A settlement has been announced in the lawsuit filed by Benjamin Lawsky, the Superintendent of the New York Department of Financial Services, using his Dodd-Frank Section 1042 authority.  Section 1042 allows state attorneys general and regulators to bring civil actions for violations of Dodd-Frank’s prohibition of unfair, deceptive, or abusive acts or practices.  Mr. Lawsky’s lawsuit represented the first lawsuit by a state regulator using his Section 1042 authority. (We have also been following several lawsuits filed by state AGs using their Section 1042 authority.)

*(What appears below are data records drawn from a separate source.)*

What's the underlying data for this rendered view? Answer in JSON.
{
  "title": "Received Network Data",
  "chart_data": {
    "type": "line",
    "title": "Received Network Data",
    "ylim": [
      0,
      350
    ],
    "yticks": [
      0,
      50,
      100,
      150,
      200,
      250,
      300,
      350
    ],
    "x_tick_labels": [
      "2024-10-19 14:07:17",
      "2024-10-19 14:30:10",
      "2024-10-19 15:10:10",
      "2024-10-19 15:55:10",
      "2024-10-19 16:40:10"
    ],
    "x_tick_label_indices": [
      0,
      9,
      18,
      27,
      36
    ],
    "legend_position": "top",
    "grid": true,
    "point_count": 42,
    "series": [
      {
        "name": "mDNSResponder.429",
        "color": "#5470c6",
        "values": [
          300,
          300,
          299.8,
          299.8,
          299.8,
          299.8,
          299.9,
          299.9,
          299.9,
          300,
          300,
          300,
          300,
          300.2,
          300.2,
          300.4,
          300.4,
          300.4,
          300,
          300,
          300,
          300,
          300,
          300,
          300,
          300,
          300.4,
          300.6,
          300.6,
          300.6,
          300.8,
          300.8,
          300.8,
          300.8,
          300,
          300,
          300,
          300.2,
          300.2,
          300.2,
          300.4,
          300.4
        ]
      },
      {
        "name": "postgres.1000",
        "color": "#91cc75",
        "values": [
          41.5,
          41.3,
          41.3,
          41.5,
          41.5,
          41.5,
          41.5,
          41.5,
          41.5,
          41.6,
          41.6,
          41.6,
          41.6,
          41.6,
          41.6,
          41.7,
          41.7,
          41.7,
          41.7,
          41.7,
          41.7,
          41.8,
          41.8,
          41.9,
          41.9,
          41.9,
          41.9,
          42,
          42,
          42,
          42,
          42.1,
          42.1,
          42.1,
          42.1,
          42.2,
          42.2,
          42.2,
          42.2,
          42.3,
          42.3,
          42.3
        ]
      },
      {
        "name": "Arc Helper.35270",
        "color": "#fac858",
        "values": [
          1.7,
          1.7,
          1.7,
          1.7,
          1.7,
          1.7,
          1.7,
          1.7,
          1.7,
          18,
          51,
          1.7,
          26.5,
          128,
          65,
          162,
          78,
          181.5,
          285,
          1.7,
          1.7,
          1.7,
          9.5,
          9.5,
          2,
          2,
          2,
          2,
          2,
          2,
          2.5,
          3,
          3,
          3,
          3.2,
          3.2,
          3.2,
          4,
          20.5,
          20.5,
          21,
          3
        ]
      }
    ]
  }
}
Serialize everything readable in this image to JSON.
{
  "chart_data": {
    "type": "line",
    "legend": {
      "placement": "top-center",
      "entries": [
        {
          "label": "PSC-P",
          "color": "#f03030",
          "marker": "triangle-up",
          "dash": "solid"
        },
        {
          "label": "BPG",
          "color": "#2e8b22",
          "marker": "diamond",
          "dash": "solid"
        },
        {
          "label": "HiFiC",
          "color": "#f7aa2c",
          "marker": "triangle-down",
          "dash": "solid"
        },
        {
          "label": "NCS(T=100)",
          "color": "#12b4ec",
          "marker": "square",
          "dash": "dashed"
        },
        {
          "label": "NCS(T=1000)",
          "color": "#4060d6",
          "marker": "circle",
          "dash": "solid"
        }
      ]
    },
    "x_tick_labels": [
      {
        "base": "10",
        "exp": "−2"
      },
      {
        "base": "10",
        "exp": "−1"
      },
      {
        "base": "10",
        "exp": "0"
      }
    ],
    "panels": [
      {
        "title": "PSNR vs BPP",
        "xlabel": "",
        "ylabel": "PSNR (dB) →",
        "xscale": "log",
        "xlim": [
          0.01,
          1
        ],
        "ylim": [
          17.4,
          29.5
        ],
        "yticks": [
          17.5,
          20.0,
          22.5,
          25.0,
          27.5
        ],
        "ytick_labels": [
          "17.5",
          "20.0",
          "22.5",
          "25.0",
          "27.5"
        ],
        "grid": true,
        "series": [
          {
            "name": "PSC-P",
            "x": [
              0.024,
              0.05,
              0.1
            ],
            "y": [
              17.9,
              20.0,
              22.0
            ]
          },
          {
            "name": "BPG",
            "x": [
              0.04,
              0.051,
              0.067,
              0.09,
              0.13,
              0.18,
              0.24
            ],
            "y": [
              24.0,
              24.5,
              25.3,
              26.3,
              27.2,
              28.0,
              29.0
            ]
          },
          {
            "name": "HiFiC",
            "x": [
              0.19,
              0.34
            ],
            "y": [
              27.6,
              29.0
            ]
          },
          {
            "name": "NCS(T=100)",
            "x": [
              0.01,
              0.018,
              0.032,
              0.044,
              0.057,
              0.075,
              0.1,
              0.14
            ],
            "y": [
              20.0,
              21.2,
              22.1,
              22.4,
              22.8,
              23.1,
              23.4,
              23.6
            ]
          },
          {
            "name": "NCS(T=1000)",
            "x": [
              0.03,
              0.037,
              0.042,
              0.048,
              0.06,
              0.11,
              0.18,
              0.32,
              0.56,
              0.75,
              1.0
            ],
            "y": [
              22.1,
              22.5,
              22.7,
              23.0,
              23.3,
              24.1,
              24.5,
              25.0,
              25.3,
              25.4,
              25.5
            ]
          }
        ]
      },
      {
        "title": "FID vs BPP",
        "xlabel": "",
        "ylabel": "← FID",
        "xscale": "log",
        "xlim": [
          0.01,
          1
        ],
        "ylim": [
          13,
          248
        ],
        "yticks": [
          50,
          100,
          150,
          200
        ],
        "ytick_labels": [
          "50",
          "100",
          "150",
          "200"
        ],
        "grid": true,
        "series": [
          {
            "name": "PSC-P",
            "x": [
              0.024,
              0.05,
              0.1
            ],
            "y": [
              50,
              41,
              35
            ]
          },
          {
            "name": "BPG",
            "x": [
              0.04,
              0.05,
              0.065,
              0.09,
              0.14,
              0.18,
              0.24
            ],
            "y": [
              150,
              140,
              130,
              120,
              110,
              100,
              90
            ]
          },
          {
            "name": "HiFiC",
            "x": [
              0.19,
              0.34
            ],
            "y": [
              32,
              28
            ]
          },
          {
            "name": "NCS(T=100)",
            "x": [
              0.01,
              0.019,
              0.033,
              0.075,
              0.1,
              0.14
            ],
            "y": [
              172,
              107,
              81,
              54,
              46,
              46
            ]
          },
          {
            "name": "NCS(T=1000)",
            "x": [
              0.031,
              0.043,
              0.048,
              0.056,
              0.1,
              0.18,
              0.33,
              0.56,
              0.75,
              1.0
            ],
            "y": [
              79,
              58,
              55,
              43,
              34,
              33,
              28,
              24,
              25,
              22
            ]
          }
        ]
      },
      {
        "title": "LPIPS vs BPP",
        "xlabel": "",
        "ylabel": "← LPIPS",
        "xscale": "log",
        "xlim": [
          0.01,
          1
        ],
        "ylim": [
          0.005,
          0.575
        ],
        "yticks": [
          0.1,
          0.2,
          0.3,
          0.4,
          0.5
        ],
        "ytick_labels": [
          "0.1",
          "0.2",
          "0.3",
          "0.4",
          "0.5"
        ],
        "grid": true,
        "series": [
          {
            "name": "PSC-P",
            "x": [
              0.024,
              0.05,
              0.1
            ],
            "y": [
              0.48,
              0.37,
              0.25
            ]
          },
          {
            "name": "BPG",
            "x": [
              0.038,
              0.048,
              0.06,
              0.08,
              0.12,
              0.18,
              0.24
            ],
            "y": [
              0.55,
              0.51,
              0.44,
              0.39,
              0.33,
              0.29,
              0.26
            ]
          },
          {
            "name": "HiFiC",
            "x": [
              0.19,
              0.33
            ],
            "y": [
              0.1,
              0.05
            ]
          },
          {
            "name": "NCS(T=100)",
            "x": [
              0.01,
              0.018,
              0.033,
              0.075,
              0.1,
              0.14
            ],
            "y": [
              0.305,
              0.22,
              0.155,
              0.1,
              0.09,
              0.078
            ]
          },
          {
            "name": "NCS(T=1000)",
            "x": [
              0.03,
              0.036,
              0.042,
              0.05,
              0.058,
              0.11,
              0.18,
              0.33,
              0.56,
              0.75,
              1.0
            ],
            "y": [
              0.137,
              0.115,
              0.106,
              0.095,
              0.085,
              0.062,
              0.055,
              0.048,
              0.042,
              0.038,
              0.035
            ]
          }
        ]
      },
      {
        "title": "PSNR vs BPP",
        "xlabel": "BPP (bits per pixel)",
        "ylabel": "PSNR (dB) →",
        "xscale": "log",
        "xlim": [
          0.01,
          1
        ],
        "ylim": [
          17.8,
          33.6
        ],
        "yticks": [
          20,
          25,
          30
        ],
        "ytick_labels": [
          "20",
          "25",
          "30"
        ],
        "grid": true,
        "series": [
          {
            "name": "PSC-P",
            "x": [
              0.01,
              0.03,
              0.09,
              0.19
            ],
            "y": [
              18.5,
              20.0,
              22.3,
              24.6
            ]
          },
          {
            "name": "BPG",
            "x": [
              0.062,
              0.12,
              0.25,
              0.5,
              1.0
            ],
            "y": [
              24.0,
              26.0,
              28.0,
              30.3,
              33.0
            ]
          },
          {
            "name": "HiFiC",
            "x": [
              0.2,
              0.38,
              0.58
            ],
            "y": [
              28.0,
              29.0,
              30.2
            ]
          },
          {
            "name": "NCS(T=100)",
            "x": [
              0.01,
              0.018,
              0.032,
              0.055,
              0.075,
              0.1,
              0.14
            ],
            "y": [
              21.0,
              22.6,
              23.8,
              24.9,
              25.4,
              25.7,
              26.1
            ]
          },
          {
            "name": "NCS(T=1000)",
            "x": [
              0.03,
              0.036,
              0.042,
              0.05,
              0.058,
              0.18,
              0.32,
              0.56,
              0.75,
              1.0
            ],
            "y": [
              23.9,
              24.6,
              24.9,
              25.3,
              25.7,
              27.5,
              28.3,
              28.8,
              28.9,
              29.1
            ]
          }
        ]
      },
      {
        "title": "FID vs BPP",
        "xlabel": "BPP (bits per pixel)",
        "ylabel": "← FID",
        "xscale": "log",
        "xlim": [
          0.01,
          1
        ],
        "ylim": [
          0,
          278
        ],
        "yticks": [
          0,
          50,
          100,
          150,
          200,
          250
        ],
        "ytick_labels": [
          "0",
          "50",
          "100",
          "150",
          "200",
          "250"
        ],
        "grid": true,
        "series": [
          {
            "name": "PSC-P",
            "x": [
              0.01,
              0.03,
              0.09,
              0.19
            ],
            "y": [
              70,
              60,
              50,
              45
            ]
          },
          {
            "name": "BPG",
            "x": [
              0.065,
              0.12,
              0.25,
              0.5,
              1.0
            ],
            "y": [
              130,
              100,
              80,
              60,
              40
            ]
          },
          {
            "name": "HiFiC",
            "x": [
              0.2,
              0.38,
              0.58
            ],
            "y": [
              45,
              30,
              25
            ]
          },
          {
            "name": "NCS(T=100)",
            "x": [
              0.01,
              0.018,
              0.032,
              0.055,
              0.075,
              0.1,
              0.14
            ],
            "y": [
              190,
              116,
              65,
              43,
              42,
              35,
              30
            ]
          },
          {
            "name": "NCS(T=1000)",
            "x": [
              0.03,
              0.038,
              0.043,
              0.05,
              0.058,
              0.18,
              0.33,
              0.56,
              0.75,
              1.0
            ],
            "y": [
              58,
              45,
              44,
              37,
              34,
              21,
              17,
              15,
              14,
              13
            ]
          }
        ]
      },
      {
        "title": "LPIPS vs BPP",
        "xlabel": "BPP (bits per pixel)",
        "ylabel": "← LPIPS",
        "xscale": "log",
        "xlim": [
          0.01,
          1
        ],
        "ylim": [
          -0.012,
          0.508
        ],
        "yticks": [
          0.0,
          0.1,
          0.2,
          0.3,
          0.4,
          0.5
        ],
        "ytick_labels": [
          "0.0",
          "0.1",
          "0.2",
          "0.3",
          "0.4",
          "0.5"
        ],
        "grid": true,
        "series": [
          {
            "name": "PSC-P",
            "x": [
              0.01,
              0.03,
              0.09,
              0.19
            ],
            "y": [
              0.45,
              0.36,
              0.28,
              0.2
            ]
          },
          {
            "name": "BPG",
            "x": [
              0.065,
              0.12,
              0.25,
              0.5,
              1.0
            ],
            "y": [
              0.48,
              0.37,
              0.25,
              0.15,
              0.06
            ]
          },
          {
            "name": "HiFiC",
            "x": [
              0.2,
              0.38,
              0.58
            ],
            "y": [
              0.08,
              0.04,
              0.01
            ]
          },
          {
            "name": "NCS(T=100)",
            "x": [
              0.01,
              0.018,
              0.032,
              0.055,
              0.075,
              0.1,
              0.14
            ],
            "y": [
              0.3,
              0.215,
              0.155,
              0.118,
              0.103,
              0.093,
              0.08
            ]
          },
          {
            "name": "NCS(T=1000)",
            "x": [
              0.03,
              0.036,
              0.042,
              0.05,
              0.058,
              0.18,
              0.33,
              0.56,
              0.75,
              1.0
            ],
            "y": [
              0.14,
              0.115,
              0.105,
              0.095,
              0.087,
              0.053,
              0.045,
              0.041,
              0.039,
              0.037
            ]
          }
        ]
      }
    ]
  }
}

In his lawsuit, which was filed in a New York federal court against a large subprime auto lender and its CEO, Mr. Lawsky alleged that the lender had systematically concealed from its customers the fact that they had refundable positive credit balances and failed to make refunds except when expressly requested by a customer.  In addition, the complaint alleged that the lender submitted false unclaimed property reports to the New York State Comptroller’s Office denying that certain customers had positive credit balances. It also alleged that the lender lacked basic information security measures, thereby endangering the security of its customers’ personally identifiable information. The complaint also included the allegation that the lender had violated TILA by calculating interest based on a 360-day year and applying the resulting daily interest rate to its customers’ loan accounts each of the 365 days during the year. According to the complaint, this practice resulted in customers paying interest in excess of the disclosed APR.

In the consent judgment submitted to the court for approval, the defendants admit to violations of Dodd-Frank, TILA and New York law.  The consent judgment requires the defendants to pay a $3 million civil penalty, refund all positive credit balances and interest charged in excess of the disclosed APR, plus nine percent interest on such amounts.  Following the sale of the lender’s remaining loan portfolio by the receiver appointed by the district court, the consent judgment requires the lender to surrender its licenses in all states.  If a customer is found by the DFS to have suffered identity theft within two years of the consent judgment that is traceable to the lender’s conduct, the consent judgment requires the individual defendant to pay such customer any damages resulting from the identity theft and provide free credit reporting to such customer for two years.